Hereditary angioedema (HAE) is characterized by recurrent and unpredictable episodes of subcutaneous and/or submucosal swelling. To characterize the real-world treatment burden associated with existing on-demand therapies, we analyzed administration-site adverse drug reactions (ADR) associated with approved on-demand HAE therapies reported in the U.S. Food and Drug Administration's (FDA) Adverse Event Reporting System (FAERS). We searched the FAERS database from October 1, 2009, to March 31, 2022, for reports of all FDA-approved on-demand therapies for HAE: plasma-derived C1-inhibitor (pdC1-INH), ecallantide, icatibant, and recombinant C1-inhibitor (rhC1-INH). ADRs in which the drug was listed as the "primary suspect" were recorded for each drug. ADR preferred terms were grouped into 18 ADR domains based on semantic and/or clinical similarity, and the number of reports for each drug was calculated per year from the time of approval through March 2022, and descriptive results were presented. Preferred terms associated with administration-site ADRs identified from clinical trials and denoted on approved HAE drug U.S. package inserts were examined in a complementary analysis. The highest reported rates of administration-site ADRs per year were site pain (17.9 reports per year), site erythema (7.4 per year), and site swelling (6.7 per year). RhC1-INH was the only drug for which access-site complications and/or malfunctions were reported (9.5 per year). PdC1-INH had the highest rate of incorrect route of product administration (3.7 per year). PdC1-INH showed statistically significant elevated reporting rate of injection-site reactions (reporting odds ratio [ROR] 3.59 [2.36-5.46]; empirical Bayesian geometric mean [EBGM] 1.97 [1.39]). Icatibant and rhC1-INH showed a statistical trend toward an increased reporting rate of administration-site reactions. Real-world data from FAERS were generally consistent with adverse events reported in clinical trials and suggest that patients experience substantial treatment burden associated with FDA-approved parenteral on-demand therapies for HAE attacks. It should be noted that ADR rates are not exposure adjusted and are based on spontaneous reporting.

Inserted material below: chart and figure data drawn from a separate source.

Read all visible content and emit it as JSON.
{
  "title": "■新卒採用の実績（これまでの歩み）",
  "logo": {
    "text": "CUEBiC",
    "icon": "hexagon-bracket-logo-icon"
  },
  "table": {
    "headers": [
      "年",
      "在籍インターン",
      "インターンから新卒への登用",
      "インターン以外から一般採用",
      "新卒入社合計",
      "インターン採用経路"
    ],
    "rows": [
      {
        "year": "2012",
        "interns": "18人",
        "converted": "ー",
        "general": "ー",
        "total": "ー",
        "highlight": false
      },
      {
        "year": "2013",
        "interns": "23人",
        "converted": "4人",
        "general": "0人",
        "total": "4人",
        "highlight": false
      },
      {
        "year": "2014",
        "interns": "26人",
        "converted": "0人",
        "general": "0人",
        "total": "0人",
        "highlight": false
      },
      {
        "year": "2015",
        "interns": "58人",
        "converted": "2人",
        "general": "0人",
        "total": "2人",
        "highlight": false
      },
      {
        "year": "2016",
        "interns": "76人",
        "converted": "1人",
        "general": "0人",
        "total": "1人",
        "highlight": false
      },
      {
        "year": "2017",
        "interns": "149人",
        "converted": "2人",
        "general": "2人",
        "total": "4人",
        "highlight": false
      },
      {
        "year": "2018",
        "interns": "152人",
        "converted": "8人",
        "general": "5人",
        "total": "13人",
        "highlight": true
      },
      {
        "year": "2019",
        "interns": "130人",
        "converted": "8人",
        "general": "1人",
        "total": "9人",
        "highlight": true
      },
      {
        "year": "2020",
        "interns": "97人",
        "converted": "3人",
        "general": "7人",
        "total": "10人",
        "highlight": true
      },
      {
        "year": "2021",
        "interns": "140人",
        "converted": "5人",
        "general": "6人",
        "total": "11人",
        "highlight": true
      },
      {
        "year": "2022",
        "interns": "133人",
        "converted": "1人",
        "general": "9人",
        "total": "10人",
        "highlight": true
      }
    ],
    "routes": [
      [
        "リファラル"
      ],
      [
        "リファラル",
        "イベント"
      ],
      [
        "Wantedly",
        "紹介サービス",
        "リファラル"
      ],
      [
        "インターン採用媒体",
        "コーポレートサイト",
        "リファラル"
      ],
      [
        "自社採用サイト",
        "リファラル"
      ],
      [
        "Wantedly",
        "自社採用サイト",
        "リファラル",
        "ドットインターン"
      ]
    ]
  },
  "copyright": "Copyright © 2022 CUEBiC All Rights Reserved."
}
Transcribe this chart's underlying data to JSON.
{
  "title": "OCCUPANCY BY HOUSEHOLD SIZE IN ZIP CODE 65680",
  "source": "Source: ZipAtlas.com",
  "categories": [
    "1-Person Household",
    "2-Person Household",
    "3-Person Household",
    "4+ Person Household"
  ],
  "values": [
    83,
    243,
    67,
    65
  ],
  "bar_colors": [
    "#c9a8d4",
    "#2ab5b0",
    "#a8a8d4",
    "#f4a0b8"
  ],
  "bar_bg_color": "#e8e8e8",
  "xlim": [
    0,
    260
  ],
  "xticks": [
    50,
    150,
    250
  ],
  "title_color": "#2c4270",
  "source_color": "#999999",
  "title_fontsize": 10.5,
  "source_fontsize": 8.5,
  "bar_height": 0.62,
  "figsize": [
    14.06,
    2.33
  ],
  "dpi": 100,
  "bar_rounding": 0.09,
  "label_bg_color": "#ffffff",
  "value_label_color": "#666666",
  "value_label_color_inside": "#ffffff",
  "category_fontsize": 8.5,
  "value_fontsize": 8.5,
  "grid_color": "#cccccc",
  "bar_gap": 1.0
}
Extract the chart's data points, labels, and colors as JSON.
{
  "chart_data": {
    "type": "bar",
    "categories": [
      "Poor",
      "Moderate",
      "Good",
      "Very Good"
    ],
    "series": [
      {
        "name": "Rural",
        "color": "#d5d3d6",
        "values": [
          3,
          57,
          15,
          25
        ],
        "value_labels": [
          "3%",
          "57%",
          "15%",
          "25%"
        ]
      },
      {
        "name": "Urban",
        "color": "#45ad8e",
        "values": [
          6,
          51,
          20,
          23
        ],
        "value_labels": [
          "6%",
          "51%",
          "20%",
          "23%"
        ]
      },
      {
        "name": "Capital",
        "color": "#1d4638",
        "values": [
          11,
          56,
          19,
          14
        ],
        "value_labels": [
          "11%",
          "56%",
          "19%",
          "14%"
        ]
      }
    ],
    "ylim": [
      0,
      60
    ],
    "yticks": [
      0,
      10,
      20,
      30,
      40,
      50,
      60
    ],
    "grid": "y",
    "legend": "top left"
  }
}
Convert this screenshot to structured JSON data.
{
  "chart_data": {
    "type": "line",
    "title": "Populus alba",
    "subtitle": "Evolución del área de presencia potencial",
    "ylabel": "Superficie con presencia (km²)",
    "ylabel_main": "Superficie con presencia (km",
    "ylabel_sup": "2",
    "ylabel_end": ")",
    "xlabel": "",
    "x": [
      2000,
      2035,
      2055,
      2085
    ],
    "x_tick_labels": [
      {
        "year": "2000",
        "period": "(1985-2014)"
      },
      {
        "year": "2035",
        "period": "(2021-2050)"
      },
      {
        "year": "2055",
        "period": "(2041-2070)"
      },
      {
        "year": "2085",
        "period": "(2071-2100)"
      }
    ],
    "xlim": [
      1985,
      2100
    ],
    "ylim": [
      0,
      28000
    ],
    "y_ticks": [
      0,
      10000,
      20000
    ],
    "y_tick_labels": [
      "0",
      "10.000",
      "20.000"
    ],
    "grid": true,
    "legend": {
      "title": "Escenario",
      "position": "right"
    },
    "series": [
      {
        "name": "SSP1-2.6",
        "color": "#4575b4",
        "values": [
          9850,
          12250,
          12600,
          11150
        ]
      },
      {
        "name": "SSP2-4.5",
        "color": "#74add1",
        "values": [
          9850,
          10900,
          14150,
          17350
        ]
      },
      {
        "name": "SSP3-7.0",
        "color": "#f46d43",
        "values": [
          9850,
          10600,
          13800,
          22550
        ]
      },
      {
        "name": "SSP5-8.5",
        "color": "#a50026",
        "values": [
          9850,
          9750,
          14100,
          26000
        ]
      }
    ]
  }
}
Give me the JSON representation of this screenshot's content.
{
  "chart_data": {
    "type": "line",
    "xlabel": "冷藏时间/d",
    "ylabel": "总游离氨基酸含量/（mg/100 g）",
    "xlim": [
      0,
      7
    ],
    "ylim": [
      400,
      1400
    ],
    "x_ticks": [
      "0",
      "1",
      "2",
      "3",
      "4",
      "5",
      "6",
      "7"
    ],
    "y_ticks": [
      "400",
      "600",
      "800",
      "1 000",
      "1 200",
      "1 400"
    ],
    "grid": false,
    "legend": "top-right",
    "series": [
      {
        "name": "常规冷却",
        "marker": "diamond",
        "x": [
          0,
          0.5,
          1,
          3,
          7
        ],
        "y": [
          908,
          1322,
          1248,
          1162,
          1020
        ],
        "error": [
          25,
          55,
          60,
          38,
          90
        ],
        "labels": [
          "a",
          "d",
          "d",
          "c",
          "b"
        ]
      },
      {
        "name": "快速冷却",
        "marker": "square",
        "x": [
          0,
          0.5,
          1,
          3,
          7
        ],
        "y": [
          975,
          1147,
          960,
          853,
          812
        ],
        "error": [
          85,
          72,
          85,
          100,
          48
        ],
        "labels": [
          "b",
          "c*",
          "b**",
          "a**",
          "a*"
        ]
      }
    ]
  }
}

遗传性血管性水肿 (HAE) 的特征是反复发作且不可预测的皮下和/或黏膜下肿胀。为了描述现有按需治疗相关的实际治疗负担,我们分析了美国食品和药物管理局 (FDA) 不良事件报告系统 (FAERS) 中报告的已批准按需 HAE 治疗相关的给药部位不良反应 (ADR)。我们从 2009 年 10 月 1 日至 2022 年 3 月 31 日在 FAERS 数据库中搜索了所有 FDA 批准的按需治疗 HAE 的报告:血浆衍生的 C1 抑制剂 (pdC1-INH)、艾卡替班、依卡替班和重组 C1 抑制剂 (rhC1-INH)。记录了每种药物中药物被列为“主要嫌疑”的 ADR。根据语义和/或临床相似性,ADR 首选术语被分为 18 个 ADR 域,并且从每种药物获得批准之日起至 2022 年 3 月每年计算每种药物的报告数量,并呈现描述性结果。在补充分析中,检查了从临床试验中确定的与给药部位 ADR 相关的首选术语,并在已批准的 HAE 药物美国包装插页中注明。每年报告的给药部位 ADR 率最高的是部位疼痛 (17.9 例/年)、部位红斑 (7.4 例/年) 和部位肿胀 (6.7 例/年)。rhC1-INH 是唯一报告有进入部位并发症和/或故障的药物 (9.5 例/年)。pdC1-INH 产品给药途径错误的发生率最高 (3.7 例/年)。pdC1-INH 显示注射部位反应的报告率有统计学意义升高 (报告比值比 [ROR] 3.59 [2.36-5.46];经验贝叶斯几何平均值 [EBGM] 1.97 [1.39])。艾卡替班和 rhC1-INH 显示给药部位反应报告率有统计学趋势增加。来自 FAERS 的真实世界数据与临床试验中报告的不良事件基本一致,表明患者经历了与 HAE 发作的 FDA 批准的肠外按需治疗相关的大量治疗负担。应该注意的是,ADR 率不是暴露调整的,并且基于自发报告。